We should make sure to cleanup old build before starting a new one, a proposal for the cleanup would be:

  • Keep the latest successful build so you can get the image/details/check when it was built
  • Keep the two latest failed ones for debugging

This way we don't need to depend on another asynchronous process to do it for us.

Event Timeline

dcaro triaged this task as High priority.

keeping the information of the last 10 builds won't be bad. Any reason why you hard-cap it at 3?

keeping the information of the last 10 builds won't be bad. Any reason why you hard-cap it at 3?

The number itself is just arbitrary, we can adapt as we see fit. I prefer starting with a low number because is the one that will use less resources and I don't see much benefit on having old failed builds around (if you can't reproduce it, whichever error it had does not matter anymore).

I'm ok starting with 10 too.

The is a distinction between failed and non-failed ones though, that should be clear, as the non-failed ones have the parameters that worked the last time, and the only place for users to get the url to the currently working image for now. And we might want to add a feature to rebuild the latest build that passed (instead of just the latest).

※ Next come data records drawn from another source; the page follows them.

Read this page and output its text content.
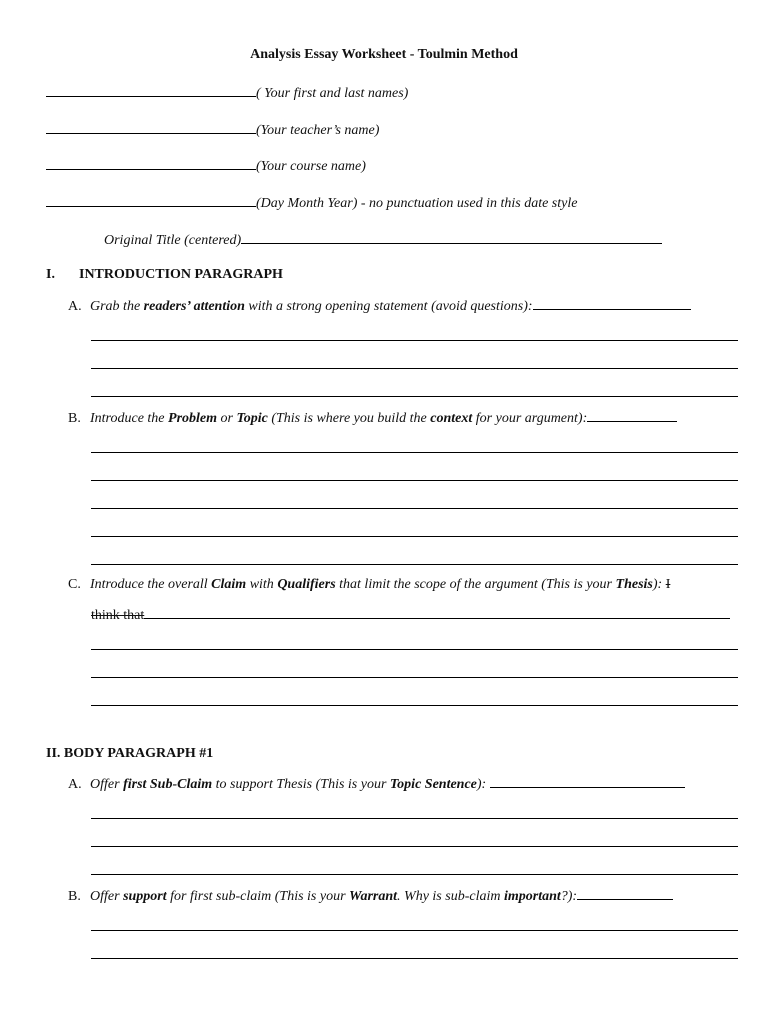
Analysis Essay Worksheet - Toulmin Method
( Your first and last names)
(Your teacher’s name)
(Your course name)
(Day Month Year) - no punctuation used in this date style
Original Title (centered)
I. INTRODUCTION PARAGRAPH
A. Grab the readers’ attention with a strong opening statement (avoid questions):
B. Introduce the Problem or Topic (This is where you build the context for your argument):
C. Introduce the overall Claim with Qualifiers that limit the scope of the argument (This is your Thesis): I
think that
II. BODY PARAGRAPH #1
A. Offer first Sub-Claim to support Thesis (This is your Topic Sentence):
B. Offer support for first sub-claim (This is your Warrant. Why is sub-claim important?):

@dcaro instead of doing this cleanup via builds-api, what do you think about doing this on buildservice itself? there is this feature in tekton that allows for doing something similar using cron https://github.com/tektoncd/experimental/tree/main/pipeline/cleanup
only thing we need to do is modify the bash snippet that does the actual cleanup so it can keep the desired builds while deleting the rest

@dcaro instead of doing this cleanup via builds-api, what do you think about doing this on buildservice itself? there is this feature in tekton that allows for doing something similar using cron https://github.com/tektoncd/experimental/tree/main/pipeline/cleanup
only thing we need to do is modify the bash snippet that does the actual cleanup so it can keep the desired builds while deleting the rest

There's several advantages I see to using the builds-api:

  • The cleanup happens when it's needed (when a user tries to create a new build)
  • There's no time where the user can still create as many builds as they want (with the cron above they have until the next cron run to DoS the system)
  • Easier to test, and enabling it to be unit-tested.
  • No thundering herd problems common to cronjobs.
  • Consolidate the logic in builds-api, it's easier to manage, deploy, test, review, ... there's less moving pieces.

And in general, unless there's a strong use-case for asynchronous jobs instead of doing it synchronous, keeping things synchronous makes them easier to handle.

The advantages I see on the cron side:

  • Maybe avoid coupling tekton on builds-api, though given that there's no easy way to avoid the coupling (we have to couple with it to start, cancel, list and show builds, and will need it for quotas and such too), it seems a bit moot.
  • Ease, as the cron is already there, though I would not be so rush to consider it just a copy-paste, as it introduces a new image (that needs copying to the tools/toolsbeta repo + maintenance), and the task is +3 years old, so might need some updating (as it uses the api with curl directly, the params are hardcoded there).
  • Makes the POST /build endpoint a bit faster (as it does not have to check and cleanup old builds), my expectation is in the ranges of tenths of seconds or less (it has to query only latest versions of pipelineruns/taskruns in a single namespace).

So imo the API version will be better in the mid/long term for sure, and it's not clear the cron has more benefits short-term, I think the API solution is the way to go.

Did I miss anything?

Raymond_Ndibe changed the task status from Open to In Progress.Jun 7 2023, 5:12 AM

Deployed \o/ contained in version 0.1.0 of the builds-api